I have learned there are some underlying causes of pastoral burnout.
Here are 7 causes I have observed that lead to pastoral burnout:
Not enough rest.
When a person is tired they are naturally not going to perform at their best. Unfortunately, in my experience they will also tend to make poor decisions. Poor performance over time leads to frustration and eventually burnout.
Being willing to step away – even in the midst of the busiest seasons and most demands upon time – is critical for long-term ministry success. Jesus modeled this for us well.
Feeling alone to tackle problems.
Too many pastors fail to develop close friendships. When the pressure of ministry and decisions is overwhelming they simply have no one with which to share their burdens. We teach our churches that we are designed for community but many of us don’t practice that truth personally.
Frankly, it takes humility to ask for help. Having mentors and coaches means we must admit we don’t have all the answers. Being teachable is one of the strongest traits of those who finish well.
Unrealistic demands upon time.
Some churches simply expect more from one person than is humanly possible. For fun, I occasionally read – and laugh – and job postings for pastoral positions. If one were to put time beside what each item would require to complete it would be far more hours than a week provides. Some churches never allow a balance between family and ministry life for the pastor.
Sometimes pastors bring this on themselves. Pastors must learn to discipline their own time and rhythm of life. They must learn the power of delegation and empowerment and be willing to use it for the good of the church and the Kingdom.
Constant bickering from the pews.
Most pastors want to shepherd people. They love people and want to see them cared for personally. Seminary never taught us how to referee a fight. Yet, with every decision a pastor makes some agree and some simply don’t. This includes cultural and political issues where everyone wants the pastor to take a side – their side.
The difference in this with what other leaders deal with is the freedom pew sitters feel in making their objections known – often in unkind ways and with poor timing. (Just before a pastor goes to preach is not the best moment to state objections.)
Pastors must learn to lead for “an audience of one” to use an often repeated cliche. They must have a consistent and certain vision that serves as a guiding force through the clutter of opinions.
Questioning their own ability.
I see this especially among new or younger pastors. But it can happen to all of us in certain seasons. During times of change, uncertainty or trauma it’s easy to feel you don’t have what it takes. Most pastors felt this way during the height of Covid.
Frankly, many pastors put undue pressure on themselves. They compare their church and ministry to other churches. No two churches are alike as are no two pastors. Also, they try to be all things to all people. Impossible.

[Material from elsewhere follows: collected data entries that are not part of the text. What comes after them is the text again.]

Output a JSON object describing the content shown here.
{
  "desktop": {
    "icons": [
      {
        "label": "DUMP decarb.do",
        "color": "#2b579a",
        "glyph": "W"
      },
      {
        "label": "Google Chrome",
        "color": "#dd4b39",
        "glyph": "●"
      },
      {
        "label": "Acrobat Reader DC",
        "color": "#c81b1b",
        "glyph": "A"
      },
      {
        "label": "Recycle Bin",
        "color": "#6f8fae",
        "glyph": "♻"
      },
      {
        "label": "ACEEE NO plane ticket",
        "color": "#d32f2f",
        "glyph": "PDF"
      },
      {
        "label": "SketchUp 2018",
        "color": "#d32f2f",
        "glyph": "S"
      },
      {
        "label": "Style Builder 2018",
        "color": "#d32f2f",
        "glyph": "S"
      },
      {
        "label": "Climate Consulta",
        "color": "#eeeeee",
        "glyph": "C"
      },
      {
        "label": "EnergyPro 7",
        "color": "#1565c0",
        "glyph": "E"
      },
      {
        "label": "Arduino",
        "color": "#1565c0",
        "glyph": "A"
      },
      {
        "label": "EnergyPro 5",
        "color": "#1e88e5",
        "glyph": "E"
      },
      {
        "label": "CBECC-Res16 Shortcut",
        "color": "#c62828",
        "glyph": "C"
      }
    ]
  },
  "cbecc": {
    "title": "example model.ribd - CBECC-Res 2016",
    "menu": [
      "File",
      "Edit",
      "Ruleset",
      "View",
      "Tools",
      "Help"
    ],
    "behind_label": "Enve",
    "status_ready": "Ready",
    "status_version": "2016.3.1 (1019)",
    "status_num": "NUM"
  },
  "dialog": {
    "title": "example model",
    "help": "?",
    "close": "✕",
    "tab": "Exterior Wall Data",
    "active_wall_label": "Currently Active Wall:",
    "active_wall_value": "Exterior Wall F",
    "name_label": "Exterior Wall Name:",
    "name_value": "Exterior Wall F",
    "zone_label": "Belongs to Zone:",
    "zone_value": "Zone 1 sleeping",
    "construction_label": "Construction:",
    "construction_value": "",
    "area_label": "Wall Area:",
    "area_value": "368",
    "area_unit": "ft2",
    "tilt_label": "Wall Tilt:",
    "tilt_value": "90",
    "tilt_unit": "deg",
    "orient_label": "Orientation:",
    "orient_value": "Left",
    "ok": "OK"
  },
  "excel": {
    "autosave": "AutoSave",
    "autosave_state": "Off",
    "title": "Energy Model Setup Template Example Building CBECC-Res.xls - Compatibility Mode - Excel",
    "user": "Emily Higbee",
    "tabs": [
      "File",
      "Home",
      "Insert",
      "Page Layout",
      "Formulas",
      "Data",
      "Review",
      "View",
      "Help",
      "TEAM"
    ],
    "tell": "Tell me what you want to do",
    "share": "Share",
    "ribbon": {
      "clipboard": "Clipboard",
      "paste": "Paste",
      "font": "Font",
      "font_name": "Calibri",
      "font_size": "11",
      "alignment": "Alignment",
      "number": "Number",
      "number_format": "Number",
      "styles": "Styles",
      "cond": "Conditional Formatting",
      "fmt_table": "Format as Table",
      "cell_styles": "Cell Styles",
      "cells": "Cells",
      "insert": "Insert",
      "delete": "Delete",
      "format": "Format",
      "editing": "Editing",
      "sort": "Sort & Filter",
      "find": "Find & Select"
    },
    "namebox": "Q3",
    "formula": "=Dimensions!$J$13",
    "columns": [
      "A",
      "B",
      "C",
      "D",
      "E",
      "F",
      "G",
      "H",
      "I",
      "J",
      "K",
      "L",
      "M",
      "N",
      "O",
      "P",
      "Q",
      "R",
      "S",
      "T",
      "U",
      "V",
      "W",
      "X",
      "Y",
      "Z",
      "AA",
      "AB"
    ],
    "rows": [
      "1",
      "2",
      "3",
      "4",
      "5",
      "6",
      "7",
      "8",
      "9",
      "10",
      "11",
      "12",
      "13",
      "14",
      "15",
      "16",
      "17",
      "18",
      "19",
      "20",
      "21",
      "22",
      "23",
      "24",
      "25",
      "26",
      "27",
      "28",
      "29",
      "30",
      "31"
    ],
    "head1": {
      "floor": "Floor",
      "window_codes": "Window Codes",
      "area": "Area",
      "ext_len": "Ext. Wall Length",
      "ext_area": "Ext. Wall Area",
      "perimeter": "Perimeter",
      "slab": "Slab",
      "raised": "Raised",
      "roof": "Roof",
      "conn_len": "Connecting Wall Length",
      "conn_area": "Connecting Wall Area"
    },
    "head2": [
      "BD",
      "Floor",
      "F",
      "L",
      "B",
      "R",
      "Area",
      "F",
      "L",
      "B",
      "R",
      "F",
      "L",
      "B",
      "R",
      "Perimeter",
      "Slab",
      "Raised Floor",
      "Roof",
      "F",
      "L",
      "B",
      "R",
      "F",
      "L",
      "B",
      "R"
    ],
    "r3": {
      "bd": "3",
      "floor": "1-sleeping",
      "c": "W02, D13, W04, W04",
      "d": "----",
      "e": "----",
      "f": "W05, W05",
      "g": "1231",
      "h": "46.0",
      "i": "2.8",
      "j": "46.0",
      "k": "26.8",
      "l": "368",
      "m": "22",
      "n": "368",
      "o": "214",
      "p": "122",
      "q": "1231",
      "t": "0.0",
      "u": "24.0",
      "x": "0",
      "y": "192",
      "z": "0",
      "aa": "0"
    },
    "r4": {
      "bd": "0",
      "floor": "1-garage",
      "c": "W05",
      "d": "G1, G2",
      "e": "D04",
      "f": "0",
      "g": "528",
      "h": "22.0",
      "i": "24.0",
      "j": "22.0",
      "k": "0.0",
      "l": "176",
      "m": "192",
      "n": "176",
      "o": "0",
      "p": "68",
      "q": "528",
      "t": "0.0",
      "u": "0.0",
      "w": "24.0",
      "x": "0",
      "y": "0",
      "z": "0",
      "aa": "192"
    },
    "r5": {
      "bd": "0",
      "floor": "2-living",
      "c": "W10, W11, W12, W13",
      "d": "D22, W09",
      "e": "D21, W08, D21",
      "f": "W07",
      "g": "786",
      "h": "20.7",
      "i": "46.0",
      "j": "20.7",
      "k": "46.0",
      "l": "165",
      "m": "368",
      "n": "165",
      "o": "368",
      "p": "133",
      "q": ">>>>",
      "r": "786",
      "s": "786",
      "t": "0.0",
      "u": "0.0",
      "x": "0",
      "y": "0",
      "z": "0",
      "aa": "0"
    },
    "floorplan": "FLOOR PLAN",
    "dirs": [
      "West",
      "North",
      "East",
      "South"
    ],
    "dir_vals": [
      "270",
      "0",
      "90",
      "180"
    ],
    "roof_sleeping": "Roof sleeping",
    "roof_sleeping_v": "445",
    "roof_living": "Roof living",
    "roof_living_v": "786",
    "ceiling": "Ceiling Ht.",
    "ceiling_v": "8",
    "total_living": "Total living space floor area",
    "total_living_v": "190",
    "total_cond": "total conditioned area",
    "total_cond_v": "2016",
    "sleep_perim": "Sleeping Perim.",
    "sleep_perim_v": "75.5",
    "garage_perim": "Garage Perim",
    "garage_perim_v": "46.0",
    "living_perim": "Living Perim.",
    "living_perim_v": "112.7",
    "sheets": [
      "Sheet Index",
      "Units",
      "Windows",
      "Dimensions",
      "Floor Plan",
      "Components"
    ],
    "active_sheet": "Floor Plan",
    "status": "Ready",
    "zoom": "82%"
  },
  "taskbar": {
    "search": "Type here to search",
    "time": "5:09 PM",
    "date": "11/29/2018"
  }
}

People often have a hard time believing that as a pastor I receive far more criticism than I do encouragement. It has always baffled me what people feel they can say to the pastor. Everyone needs encouragement. Sadly, I know some pastors who feel beaten down by people in their church and rarely receive a kind word or gesture.
I keep an encouragement file. Anytime someone sends me a card or note I place it in the file. On especially tough days I pull out the file and read the encouraging notes to remind me it hasn’t always been like this and some people do appreciate my efforts.
Never practicing self-care.
Certainly, this is something a church should strive to do for the pastor – help create a culture where the pastor can have a healthy life. But I place this one primarily as a responsibility of the pastor.
Pastor, ultimately, no one will protect your soul for you. You must discipline yourself to eat well, exercise, read, reflect and rest even in the midst of all the chaos.
How many of these are on your list, pastor?
There are resources to help if you are facing burnout. Again, don’t be too proud to reach out for help.